UL FSRI Peer-Reviewed Journal Article Summarizes Impact of Firefighter PPE Design, Laundering, and Removal on Exposure Risks
The firefighting personal protective equipment (PPE) ensemble is designed to protect firefighters from an array of hazards. Protecting the neck and head regions is particularly challenging as thin dermal layers and vasculature may be subject to elevated thermal conditions. The relatively thin skin in the neck region provides an area where transdermal absorption of products of combustion may be important. However, maintaining the ability to dissipate internally generated heat through the head and necessary range of motion of head is critical for firefighter safety. Thus, the balance between protection (from fireground particulate and elevated environmental temperatures) and wearability (e.g. thermal perceptions, comfort, breathability, impact on range of motion) must be understood.

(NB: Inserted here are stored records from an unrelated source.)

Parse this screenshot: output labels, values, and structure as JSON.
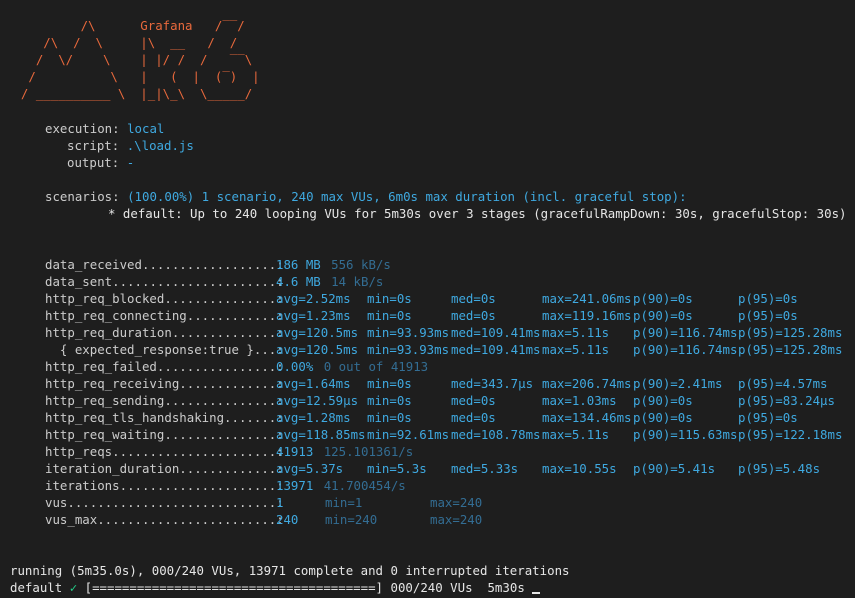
{
  "logo": {
    "lines": [
      "          /\\      Grafana   /‾‾/",
      "     /\\  /  \\     |\\  __   /  /",
      "    /  \\/    \\    | |/ /  /   ‾‾\\",
      "   /          \\   |   (  |  (‾)  |",
      "  / __________ \\  |_|\\_\\  \\_____/"
    ]
  },
  "execution": {
    "execution_label": "execution:",
    "execution_value": "local",
    "script_label": "script:",
    "script_value": ".\\load.js",
    "output_label": "output:",
    "output_value": "-"
  },
  "scenarios": {
    "label": "scenarios:",
    "summary": "(100.00%) 1 scenario, 240 max VUs, 6m0s max duration (incl. graceful stop):",
    "detail": "* default: Up to 240 looping VUs for 5m30s over 3 stages (gracefulRampDown: 30s, gracefulStop: 30s)"
  },
  "metrics": [
    {
      "name": "data_received",
      "dots": "..................:",
      "type": "rate",
      "value": "186 MB",
      "rate": "556 kB/s"
    },
    {
      "name": "data_sent",
      "dots": "......................:",
      "type": "rate",
      "value": "4.6 MB",
      "rate": "14 kB/s"
    },
    {
      "name": "http_req_blocked",
      "dots": "...............:",
      "type": "trend",
      "avg": "avg=2.52ms",
      "min": "min=0s",
      "med": "med=0s",
      "max": "max=241.06ms",
      "p90": "p(90)=0s",
      "p95": "p(95)=0s"
    },
    {
      "name": "http_req_connecting",
      "dots": "............:",
      "type": "trend",
      "avg": "avg=1.23ms",
      "min": "min=0s",
      "med": "med=0s",
      "max": "max=119.16ms",
      "p90": "p(90)=0s",
      "p95": "p(95)=0s"
    },
    {
      "name": "http_req_duration",
      "dots": "..............:",
      "type": "trend",
      "avg": "avg=120.5ms",
      "min": "min=93.93ms",
      "med": "med=109.41ms",
      "max": "max=5.11s",
      "p90": "p(90)=116.74ms",
      "p95": "p(95)=125.28ms"
    },
    {
      "name": "  { expected_response:true }",
      "dots": "...:",
      "type": "trend",
      "avg": "avg=120.5ms",
      "min": "min=93.93ms",
      "med": "med=109.41ms",
      "max": "max=5.11s",
      "p90": "p(90)=116.74ms",
      "p95": "p(95)=125.28ms"
    },
    {
      "name": "http_req_failed",
      "dots": "................:",
      "type": "rate",
      "value": "0.00%",
      "rate": "0 out of 41913"
    },
    {
      "name": "http_req_receiving",
      "dots": ".............:",
      "type": "trend",
      "avg": "avg=1.64ms",
      "min": "min=0s",
      "med": "med=343.7µs",
      "max": "max=206.74ms",
      "p90": "p(90)=2.41ms",
      "p95": "p(95)=4.57ms"
    },
    {
      "name": "http_req_sending",
      "dots": "...............:",
      "type": "trend",
      "avg": "avg=12.59µs",
      "min": "min=0s",
      "med": "med=0s",
      "max": "max=1.03ms",
      "p90": "p(90)=0s",
      "p95": "p(95)=83.24µs"
    },
    {
      "name": "http_req_tls_handshaking",
      "dots": ".......:",
      "type": "trend",
      "avg": "avg=1.28ms",
      "min": "min=0s",
      "med": "med=0s",
      "max": "max=134.46ms",
      "p90": "p(90)=0s",
      "p95": "p(95)=0s"
    },
    {
      "name": "http_req_waiting",
      "dots": "...............:",
      "type": "trend",
      "avg": "avg=118.85ms",
      "min": "min=92.61ms",
      "med": "med=108.78ms",
      "max": "max=5.11s",
      "p90": "p(90)=115.63ms",
      "p95": "p(95)=122.18ms"
    },
    {
      "name": "http_reqs",
      "dots": "......................:",
      "type": "rate",
      "value": "41913",
      "rate": "125.101361/s"
    },
    {
      "name": "iteration_duration",
      "dots": ".............:",
      "type": "trend",
      "avg": "avg=5.37s",
      "min": "min=5.3s",
      "med": "med=5.33s",
      "max": "max=10.55s",
      "p90": "p(90)=5.41s",
      "p95": "p(95)=5.48s"
    },
    {
      "name": "iterations",
      "dots": ".....................:",
      "type": "rate",
      "value": "13971",
      "rate": "41.700454/s"
    },
    {
      "name": "vus",
      "dots": "............................:",
      "type": "gauge",
      "value": "1",
      "min": "min=1",
      "max": "max=240"
    },
    {
      "name": "vus_max",
      "dots": "........................:",
      "type": "gauge",
      "value": "240",
      "min": "min=240",
      "max": "max=240"
    }
  ],
  "footer": {
    "running": "running (5m35.0s), 000/240 VUs, 13971 complete and 0 interrupted iterations",
    "scenario": "default",
    "check": "✓",
    "progress_bar": "[======================================]",
    "progress_status": "000/240 VUs  5m30s"
  },
  "colors": {
    "background": "#1e1e1e",
    "text": "#cccccc",
    "logo": "#e8693c",
    "value": "#3fa9e0",
    "secondary": "#336d93",
    "check": "#23d18b"
  }
}
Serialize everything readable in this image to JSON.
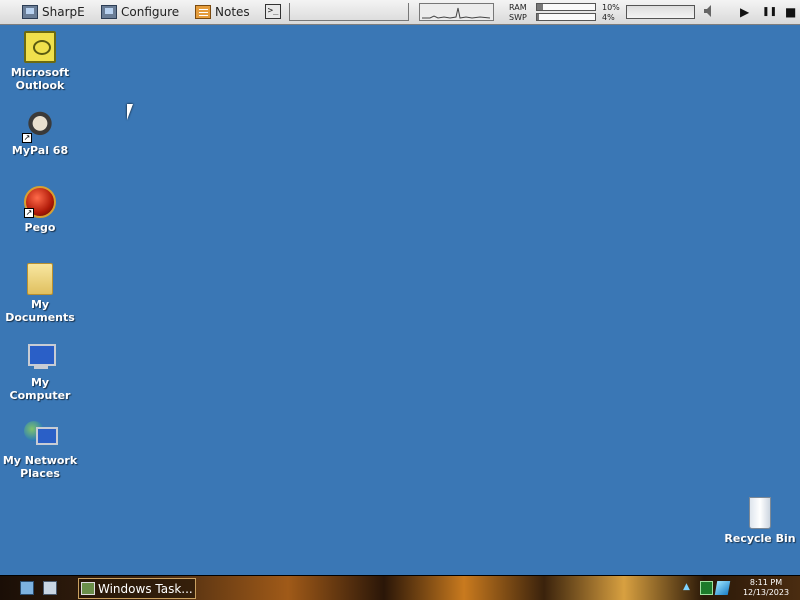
{
  "topbar": {
    "buttons": [
      {
        "label": "SharpE",
        "icon": "monitor-icon"
      },
      {
        "label": "Configure",
        "icon": "monitor-icon"
      },
      {
        "label": "Notes",
        "icon": "notes-icon"
      }
    ],
    "system_monitor": {
      "ram_label": "RAM",
      "swp_label": "SWP",
      "ram_pct": "10%",
      "swp_pct": "4%",
      "ram_fraction": 0.1,
      "swp_fraction": 0.04
    },
    "media": {
      "play": "▶",
      "pause": "❚❚",
      "stop": "■"
    },
    "volume_icon": "speaker-icon"
  },
  "desktop": {
    "icons": [
      {
        "label": "Microsoft Outlook",
        "icon": "outlook-icon"
      },
      {
        "label": "MyPal 68",
        "icon": "mypal-icon",
        "shortcut": true
      },
      {
        "label": "Pego",
        "icon": "pego-icon",
        "shortcut": true
      },
      {
        "label": "My Documents",
        "icon": "folder-icon"
      },
      {
        "label": "My Computer",
        "icon": "computer-icon"
      },
      {
        "label": "My Network Places",
        "icon": "network-icon"
      },
      {
        "label": "Recycle Bin",
        "icon": "recycle-bin-icon"
      }
    ],
    "background_color": "#3a77b5"
  },
  "taskbar": {
    "task_label": "Windows Task...",
    "clock_time": "8:11 PM",
    "clock_date": "12/13/2023"
  }
}
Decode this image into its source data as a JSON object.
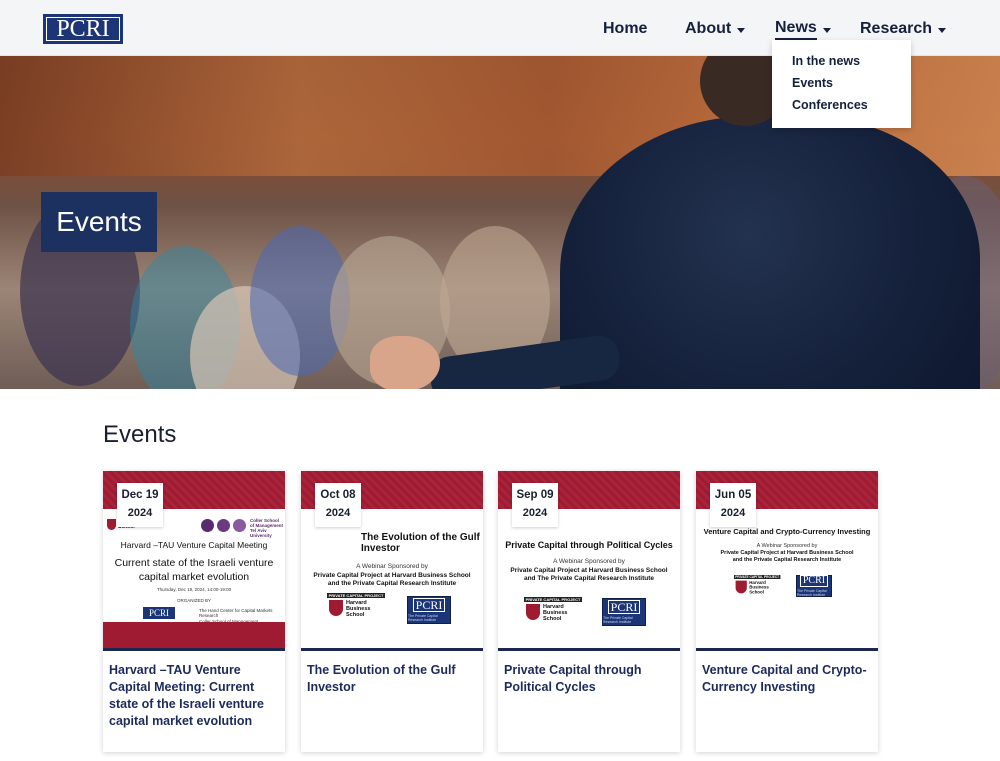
{
  "header": {
    "logo_text": "PCRI",
    "nav": {
      "home": "Home",
      "about": "About",
      "news": "News",
      "research": "Research"
    },
    "news_dropdown": [
      "In the news",
      "Events",
      "Conferences"
    ]
  },
  "hero": {
    "title": "Events"
  },
  "section": {
    "title": "Events"
  },
  "cards": [
    {
      "day": "Dec 19",
      "year": "2024",
      "poster": {
        "hbs": "Business School",
        "coller": "Coller School of Management",
        "coller_sub": "Tel Aviv University",
        "subtitle": "Harvard –TAU Venture Capital Meeting",
        "title": "Current state of the Israeli venture capital market evolution",
        "when": "Thursday, Dec 19, 2024, 14:00-19:00",
        "organized": "ORGANIZED BY",
        "pcri": "PCRI",
        "org1": "The Hand Center for Capital Markets Research",
        "org2": "Coller School of Management"
      },
      "caption": "Harvard –TAU Venture Capital Meeting: Current state of the Israeli venture capital market evolution"
    },
    {
      "day": "Oct 08",
      "year": "2024",
      "poster": {
        "title": "The Evolution of the Gulf Investor",
        "sponsor": "A Webinar Sponsored by",
        "line1": "Private Capital Project at Harvard Business School",
        "line2": "and the Private Capital Research Institute",
        "hbs_bar": "PRIVATE CAPITAL PROJECT",
        "hbs": "Harvard Business School",
        "pcri": "PCRI",
        "pcri_sub": "The Private Capital Research Institute"
      },
      "caption": "The Evolution of the Gulf Investor"
    },
    {
      "day": "Sep 09",
      "year": "2024",
      "poster": {
        "title": "Private Capital through Political Cycles",
        "sponsor": "A Webinar Sponsored by",
        "line1": "Private Capital Project at Harvard Business School",
        "line2": "and The Private Capital Research Institute",
        "hbs_bar": "PRIVATE CAPITAL PROJECT",
        "hbs": "Harvard Business School",
        "pcri": "PCRI",
        "pcri_sub": "The Private Capital Research Institute"
      },
      "caption": "Private Capital through Political Cycles"
    },
    {
      "day": "Jun 05",
      "year": "2024",
      "poster": {
        "title": "Venture Capital and Crypto-Currency Investing",
        "sponsor": "A Webinar Sponsored by",
        "line1": "Private Capital Project at Harvard Business School",
        "line2": "and the Private Capital Research Institute",
        "hbs_bar": "PRIVATE CAPITAL PROJECT",
        "hbs": "Harvard Business School",
        "pcri": "PCRI",
        "pcri_sub": "The Private Capital Research Institute"
      },
      "caption": "Venture Capital and Crypto-Currency Investing"
    }
  ],
  "colors": {
    "navy": "#1c3160",
    "brand_blue": "#1c3577",
    "crimson": "#9e1b32",
    "caption_text": "#1c2a5c"
  }
}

Effects of firefighting hood design, laundering and doffing on smoke protection, heat stress, and wearability summarizes the results from a study to determine how the impact of 1) hood design (traditional knit hood vs particulate-blocking hood), 2) repeated laundering (new hood vs exposed to smoke and laundered 40 times), and 3) hood removal method (traditional doffing vs overhead doffing) on a) protection from contamination depositing on the neck, b) physiological responses related to heat stress and c) firefighters’ self-reported perceptions of wearability.
Important take away messages from this paper:
- The addition of a particulate-blocking layer to firefighters’ traditional two-ply hood was found to reduce the PAH contamination reaching the neck but did not affect heat stress measurements or thermal perceptions.
- Modifying the process for hood removal resulted in a larger reduction in neck skin contamination than the PPE design modification.